What’s your biggest blocker today — model support, UX patterns, or performance/battery?
NexaSDK for Mobile
@zack_learner We look forward to hearing everyone's feedback! Feel free to ask us any questions.
@zack_learner How does NexaSDK handle different NPUs across devices? Is performance consistent on older phones too?
NexaSDK for Mobile
@zack_learner @masump Great question. NexaSDK uses our NexaML runtime as an abstraction layer: at runtime we detect the device’s available accelerators (Apple Neural Engine / Snapdragon NPU / GPU / CPU) and route each model/operator to the best backend for that device. Same app code — the SDK handles the hardware differences.
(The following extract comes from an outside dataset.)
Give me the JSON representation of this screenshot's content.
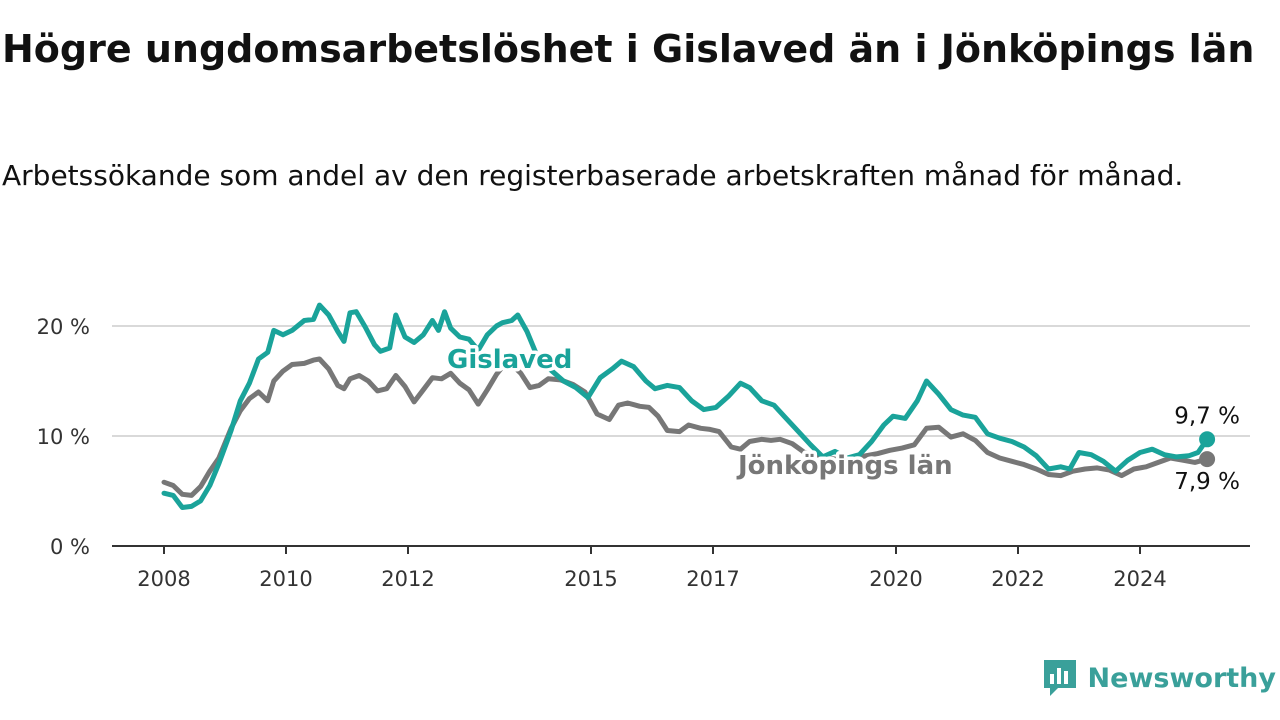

On older phones, performance won’t be identical (hardware is the bottleneck), but it’s predictable: we automatically fall back to GPU/CPU when an NPU isn’t available
NexaSDK for Mobile
@masump We support Android with Snapdragon Gen4 NPU (SAMSUNG S25) IOS & MacOS (iPhone 12+). The performance is consistent from all compatible devices. For those devices without NPU support, you can also use the GPU & CPU version of SDK.
Gainy
@zack_learner Congrats! Very anticipated. Been waiting for such SDK with dynamic LLM loading. Please add a text/image generation examples in Docs for Qwen in example. Will be very popular.
NexaSDK for Mobile
@anton_gubarenko Yes, we have supported Qwen model, see: https://docs.nexa.ai/nexa-sdk-android/overview#supported-models
Qwen3-4B is supoprted for PC/mobile, and Qwen3VL is supported for PC
Jinna.ai
Local AI modals are definitely the future! Wondering how do you price this product. Is it free? Because pricing stuff running locally is quite tricky.
NexaSDK for Mobile
@nikitaeverywhere Yes, nexaSDK is free, we only charge for large enterprise adoption for NPU inference.
NexaSDK for Mobile
@nikitaeverywhere Yes this product is free for you to use! We believe local AI will be in every device in the future. Please feel free to let me know your feedback.
DeepTagger
Very impressive! So, you re-package models to make them compatible with different devices? What is `NEXA_TOKEN` needed for? Maybe you could quickly explain how does it work and which models are available?
NexaSDK for Mobile
NexaSDK for Mobile
@avloss We have our internal convert pipeline and quantization algorithm make model compatible for difference devices. For NPU inference usages on PC, `NEXA_TOKEN` is needed for 1st time to validate the device, since NPU inference is only free for individual developers.
Nexa SDK
On-device is clearly the right answer for anything touching real user context — notes, messages, photos, screen content. Curious to see how teams use this for:
screen-aware copilots
offline multimodal assistants
privacy-sensitive workflows
...
NexaSDK for Mobile
@llnx Exactly! On-device AI will be powering every app by 2030!
NexaSDK for Mobile
@llnx I cannot agree more, thanks
FuseBase
Nice work team👏How deeply you integrate with Apple’s NPU - is this Core ML–based or a custom runtime?
NexaSDK for Mobile
NexaSDK for Mobile
@kate_ramakaieva We use customed pipeline and build our inference engine ourselves. We leveraged some low-level APIs in coreML only.
Fish Audio
NexaSDK for Mobile
NexaSDK for Mobile
@hehe6z Thank you and look forward to more feedbacks!
GNGM
What types of models are supported today (e.g., language, vision, speech), and how easy is it to bring your own model?
NexaSDK for Mobile
@polman_trudo We support language (LLM models), vision (VLM, CV models), speech (ASR models). Our SDK has converter to support bringing your own model for enterprise customers.
NexaSDK for Mobile
@polman_trudo We support almost all model types and tasks: vision, language, ASR, embedding models. NexaSDK is the only SDK that supports latest, state-of-the-art models on NPU, GPU, CPU. It is easy to bring your own model as we will release an easy-to-use converter tool soon.